Hep ne demiştik, yol bir süreçtir. Bu sefer süreci yönetemeyince bir dönüşümün içinde buldum kendimi. Ama düşününce, bu da bir yol değil midir? Varış noktası başlangıçtan çok farklı olsa da, önemli olan son değil de yoldaki an değil midir? Önceden cümlelerimin karışıklıklarını kafamın içine benzetirdim, galiba artık sadece bir ip yumağına benzetebilirim. Bir anda her şeyi o kadar net gördüm ki. Önceden gördüğümü sanmışım çünkü sadece bakıyormuşum. Sonra bir sabah uyanmışım işte. O an, görmüşüm. Cümleler de çaresiz olabiliyormuş bazen, bazen ise gereksiz olabiliyormuş. İnsan tepkisiz kalabiliyormuş her şeye. Peki gerçekten merak ediyorum, büyümek bu mu? Lütfen, bu demeyin. Çünkü, ben bunu hiç sevmedim. Ben o boş ev gibi hissediyorum ve ne kadar acıdır ki aidiyet de hissetmeye başladım. Kapıya yakın oturuyorum ama bir kahve içerim de diyorum bir yandan. Yine de huzursuz eden şeyler var bu evde. Sanki az kalsın, ev kavramından yuva dediğimiz sıcaklığa dönüyormuş da taşınma işlemi yarım kalmış gibi. Evet, tam kavramı buldum: Yarım kalmış.

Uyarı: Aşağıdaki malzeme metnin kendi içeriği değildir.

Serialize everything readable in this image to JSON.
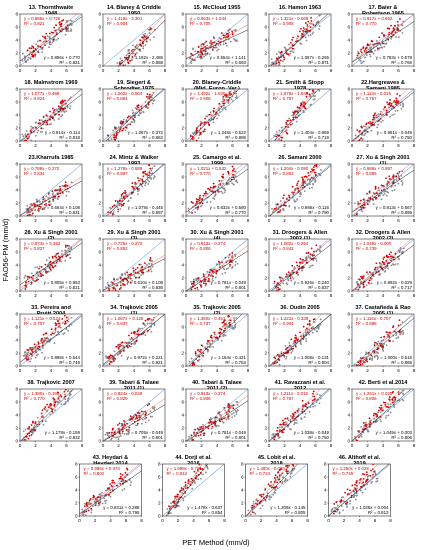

Sevgili yol arkadaşım, yine anlattım bir şeyler sana. Yine, bir gece yarısı yolculuğu oldu bizim için. Daha da anlatmak isterdim ama sessizliğim yine vurdu beni. Sus diyor içimden bir ses. Artık inkar etme, kabul et. Bazen gidişleri kabul etmek gerekirmiş. Sadece kırgınım, bu mahvediyor beni. Kırgınlığım birilerine ya da bir şeylere değil. Genel olarak kırgınım artık. Bakmak ve görmek kavramlarının çok ayrı olduğunu bilirken ve hep gördüğümü düşünürken sadece baktığımı fark etmek kırdı beni. Cümlelere inanmak kırdı, kolay ulaşılabilir olmak kırdı ve galiba en çok da, neyse. Bu kısmı doldurmak isteyen nasıl dolduracağını hisseder bence. Cümlelerimi sona bağlamak çok zor bu gece. Bir şeylerin son olmasını kabullenmek de. Ben galiba büyüdüm bu sefer. Çok sert oldu ama zorunda kaldım galiba. Artık yenildim. Bir yerde yokum, galiba kendimde bile bildiğim ben yokum. Tanıdığım yabancı oldum. Umarım sevgili yol arkadaşım, sen tanıdığın yabancıya dönüşmezsin. Bu gecenin iyi dileği bu. İyi geceler.